Lots of good points there. First, there’s the whole aspect of what “sampling” really means? Wasn’t Page “sampling” Willie Dixon and Robert Johnson and others? Yes, Willie Dixon sued his ass at some point, making Page’s suit even more retarded. Schooly D was certainly commenting on this when he decided to base a song around ‘Kashmir’; He’s smart like that, remember? I’m also confused as to how it is illegal to re-play something on a record like that? Isn’t that how sample laws are avoided? Maybe a reader can explain it to me?
Second, it’s messed-up because it seems directly related to Page playing on ‘Come With Me’. To me, it seems as if ‘Signifying Rapper’ was wiped away as not to somehow compete or co-exist with Puffy’s ‘Kashmir’-sampling track. It becomes particularly egregious as if someone really had a grudge against Ferrara because of course, Biggie called himself “Black Frank White” in reference to Ferrara’s hip-hop classic ‘King of New York’.
Third, the absence of ‘Signifying Rapper’ in ‘The Bad Lieutenant’ is felt. I rented the DVD and only reading about the movie later, did I find out about the Schooly D music. I was lucky enough to grab an old VHS copy from a local video store that still has ‘Signifying Rapper’ in the scene. It doesn’t totally change the movie or anything but it certainly shifts the context of certain scenes and broadens some of the movie’s points.
Scene One: “Get Back, Police Activity”
As the Lieutenant runs down the street, the Zep rip-off riffs of ‘Signifying Rapper’ play. A group of young black kids, one of which just handed off drugs to a moving car, run away from the Lieutenant. He chases one into an apartment and at the top of the steps, the chase stops. It was a ruse; the Lieutenant is a customer (and occasional supplier). The scene also shows the movie’s dark humor as the Lieutenant shuts up a complaining neighbor between hits from a crack pipe.
At first, you hear the super-identifiable ‘Kashmir’ riff and it maybe reads like some bad-ass theme for the white cop. Then, Schooly comes in and the song becomes a typical, Hollywood “ghetto” atmosphere-setting song (play rap when white characters go to a black area). Then…once the Lieutenant is shown to be pretty much the same (only way worse of a person) than the dealer, the song sort of becomes the Lieutenant’s theme. This would be missed or ignored for most viewers then because even today, rap music is rarely used in relation to white characters for anything other than irony (exceptions: ‘Boiler Room’ & ‘Office Space’).
Below is the scene without the Schooly D (presumably ripped from a DVD)…
Scene Two: The Rape of the Nun
One of the best thing about the movie is that it is essentially plotless, structured around a couple of days in the life of this self-destructive Lieutenant. Yet, it has some threads that hold it together and one of them is the investigation by the Lieutenant of the rape of a nun.

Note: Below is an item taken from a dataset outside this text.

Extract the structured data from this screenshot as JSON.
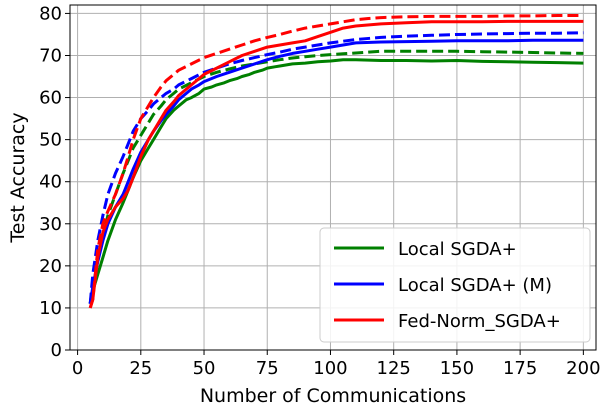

Ferrara plays the rape out fairly respectfully. Although it is explicit, it is not gratuitous and it has an over-stylized feeling to it. A Virgin Mary falls in slow-motion. The entire scene is bathed in red light. It’s sort of surreal and kind of reminded me of Alex’s biblical sex fantasies from ‘A Clockwork Orange’. Originally, this scene was accompanied by ‘Signifying Rapper’ but in the DVD, it is replaced with classical music. This is a real shame because the super-obvious visuals are moved into pretension by the music. In the original version, ‘Signifying Rapper’ acts as counterpoint to the super-serious religious imagery and was meant to complicate the scene and give it one additional shock (besides a nun being raped!).
Scene Three: End Credits
The DVD version ends with a Dylan-esque song called ‘The Bad Lieutenant’ played by Abel Ferrara which gives a very different feeling than ‘Signifying Rapper’. For me, ‘Signifying Rapper’ just kind of feels like the Lieutenant and I think that ending the movie with the song really does sort of solidify it as the Lieutenant’s theme. Imagine leaving the theater to ‘Signifying Rapper’! It becomes a final reminder of the Lieutenant which makes sense because the movie has, while not exactly sympathetic, a non-judgemental perspective on his actions.
The camera is often hand-held bouncing right behind him, nearly subjective. It also captures his explosions of anger as well as his explosions of guilt and regret, so he isn’t just a horrible, remorseless person.
Harvey Keitel gives a really amazing performance, especially when he kind of grimaces and scream-grunts in frustration (see the clip below) like a little kid. You don’t like the Lieutenant in the movie (okay, I did, but there’s something wrong with me) but you’re so close to him for just about every minute in the movie that you can’t help but feel something for him. Ending on ‘Signifying Rapper’ nearly resurrects him one last time as you’re leaving the theater.
-Costello, Mark and David Foster Wallace. ‘Signifying Rappers’. Ecco Press: New York, 1990.